Pela decisão se verifica que o Tribunal de Justiça do Rio Grande do Sul entendeu que a CF elegeu o método da dedução financeira do ICMS, vale dizer, a relação que a Constituição estabelece é entre operações sucessivas e não entre operações sucessivas respeitantes à mesma mercadoria ou serviço, a compensação se dá por período, sendo irrelevante que as aquisições que geram crédito refiram-se  ou  não às mesmas mercadorias ou serviços.

Pelo método da dedução financeira, todas as operações tributáveis geram crédito, seja qual for seu objeto. Por este sistema, não se estabelece confronto entre o imposto incidente sobre os bens ou serviços adquiridos, com o imposto incidente sobre a posterior saída do produto, a não cumulatividade do imposto é única.

Além disso, os que defendem que a CF elegeu o crédito financeiro do ICMS afirmam que a Constituição admite crédito de imposto nas aquisições de bens incorpóreos, que não integram fisicamente o produto final, tais como, serviços de transporte, comunicação e inclusive energia elétrica. Portanto, segundo esta linha de entendimento, a Constituição vigente elegeu o método do crédito financeiro, sendo descabidas as restrições aos créditos de ICMS.

Por outro lado, aqueles que defendem que a CF elegeu o crédito financeiro, alegam que o procedimento das deduções físicas não é aplicável, pois, ao desconsiderar os dispêndios realizados na compra de bens destinados ao ativo fixo e uso e consumo resulta que se tributem duas vezes os elementos cujo valor entram na composição do valor de saída do produto. E isto porque, o crédito físico não permite a recuperação do imposto pago sobre mercadorias e serviços necessários ao processo de produção quando estes não entrem fisicamente no produto nem sejam consumidos no processo de produção. Sendo assim, a consideração dos créditos decorrentes de quaisquer bens entrados no estabelecimento não pode ser procrastinada, razão pela qual os artigos  da Lei Complementar nº 87/96 que estabelecem restrições temporais aos créditos de bens do ativo e uso e consumo são inconstitucionais porque determinam a postergação eficacial da norma.

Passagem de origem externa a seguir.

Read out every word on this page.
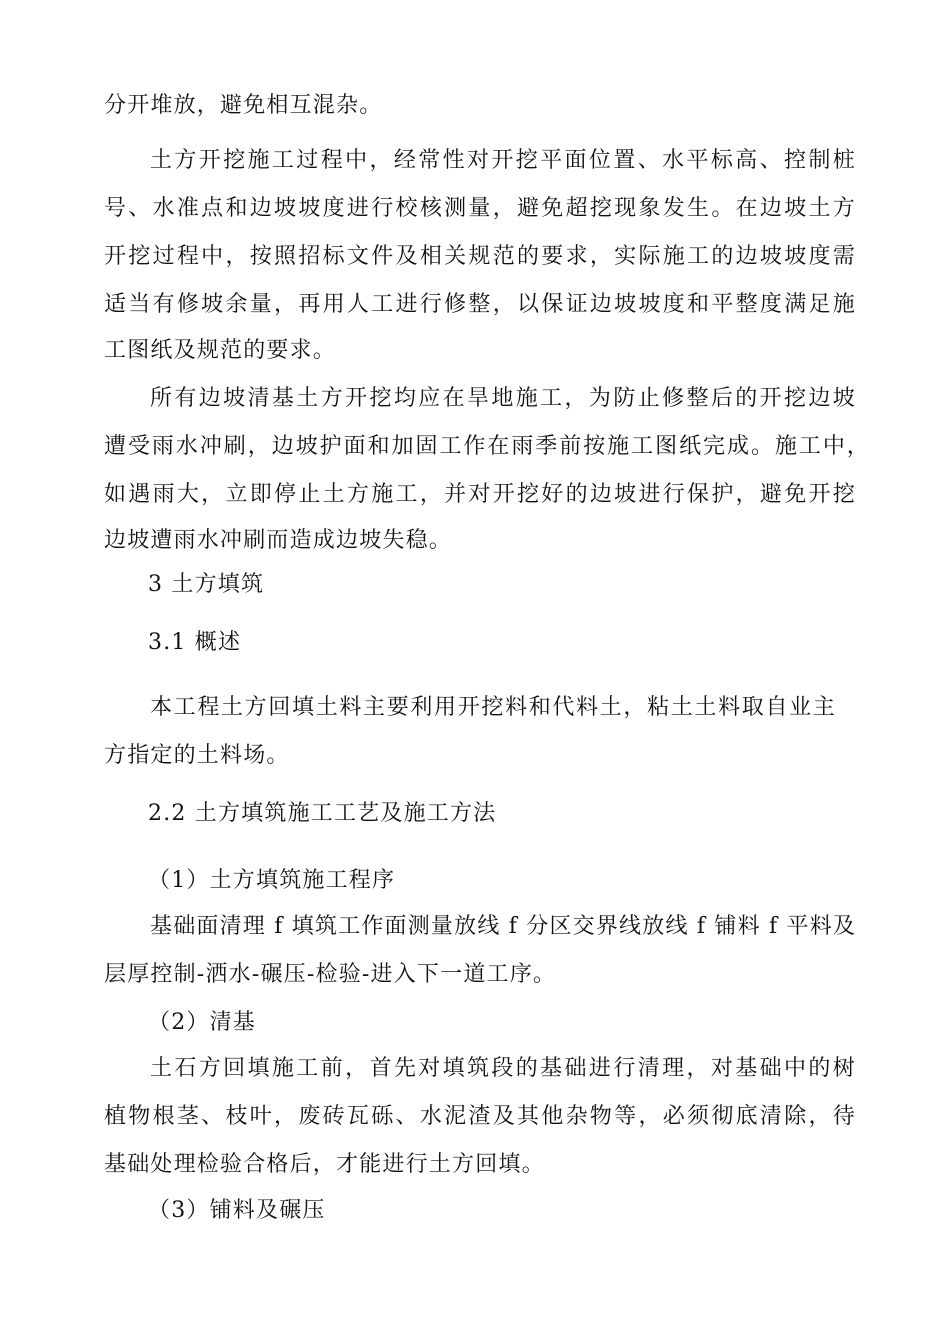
分开堆放，避免相互混杂。
土方开挖施工过程中，经常性对开挖平面位置、水平标高、控制桩
号、水准点和边坡坡度进行校核测量，避免超挖现象发生。在边坡土方
开挖过程中，按照招标文件及相关规范的要求，实际施工的边坡坡度需
适当有修坡余量，再用人工进行修整，以保证边坡坡度和平整度满足施
工图纸及规范的要求。
所有边坡清基土方开挖均应在旱地施工，为防止修整后的开挖边坡
遭受雨水冲刷，边坡护面和加固工作在雨季前按施工图纸完成。施工中，
如遇雨大，立即停止土方施工，并对开挖好的边坡进行保护，避免开挖
边坡遭雨水冲刷而造成边坡失稳。
3 土方填筑
3.1 概述
本工程土方回填土料主要利用开挖料和代料土，粘土土料取自业主
方指定的土料场。
2.2 土方填筑施工工艺及施工方法
（1）土方填筑施工程序
基础面清理 f 填筑工作面测量放线 f 分区交界线放线 f 铺料 f 平料及
层厚控制-洒水-碾压-检验-进入下一道工序。
（2）清基
土石方回填施工前，首先对填筑段的基础进行清理，对基础中的树
植物根茎、枝叶，废砖瓦砾、水泥渣及其他杂物等，必须彻底清除，待
基础处理检验合格后，才能进行土方回填。
（3）铺料及碾压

O Estado do Rio Grande de Sul, inconformado com a decisão do Tribunal de Justiça interpôs recurso extraordinário. Em 03.12.2012 foi publicada a decisão do STF reconhecendo a repercussão geral da questão constitucional, no RE 662976.  Eis a ementa:

“RECURSO EXTRAORDINÁRIO. TRIBUTÁRIO. ICMS. AQUISIÇÃO DE BEM DO ATIVO FIXO. CREDITAMENTO. OPERAÇÃO DE SAÍDA. EXPORTAÇÃO. IMUNIDADE. APROVEITAMENTO DOS CRÉDITOS DAS OPERAÇÕES ANTERIORES. PRINCÍPIO DA NÃO-CUMULATIVIDADE. CRITÉRIO MATERIAL OU FINANCEIRO. INTELIGÊNCIA DO ART. 155, § 2º, X A, CF/88. ARTIGO 33 DA LEI COMPLEMENTAR 87/96. EXISTÊNCIA DE REPERCUSSÃO GERAL” (RE 662976 RG, Relator: Min. Luiz Fux).

De se lembrar, que o STF já analisou o princípio da não cumulatividade do ICMS  anteriormente e deixou claro que, no seu entendimento, quando a Lei Complementar nº 87/96 assegurou ao sujeito passivo o direito de creditar-se do ICMS anteriormente cobrado em operações que tenham resultado a entrada de mercadoria no estabelecimento destinada ao seu uso e consumo ou ao ativo permanente, outorgou um benefício. Visto por este ângulo, quaisquer outros valores decorrentes de imposto pago na aquisição de mercadorias/produtos e serviços que não se incorporem fisicamente ao produto nem sejam consumidos no processo de produção somente dariam direito ao crédito se previstos na lei e na forma por ela determinada.

Ocorre que, da forma com que o processo originário do Rio Grande do Sul foi conduzido, para o deslinde da questão, o STF obrigatoriamente terá que reanalisar a questão da natureza do direito ao crédito de ICMS e se a CF elegeu o método de dedução física, ou financeira.

Assim, mesmo que o caso concreto tenha uma peculiaridade, pois se trata contribuinte exportador, pode ocorrer uma alteração do entendimento, não somente para aqueles que exportam mercadorias, mas para todos os contribuintes, pois se o STF vier a rever sua posição e entender que a não cumulatividade do ICMS pressupõe o método de dedução financeiro e não o físico, a decisão afetará todos os contribuintes visto que será reconhecido o direito imediato aos créditos decorrente de bens de uso e consumo e ativo fixo.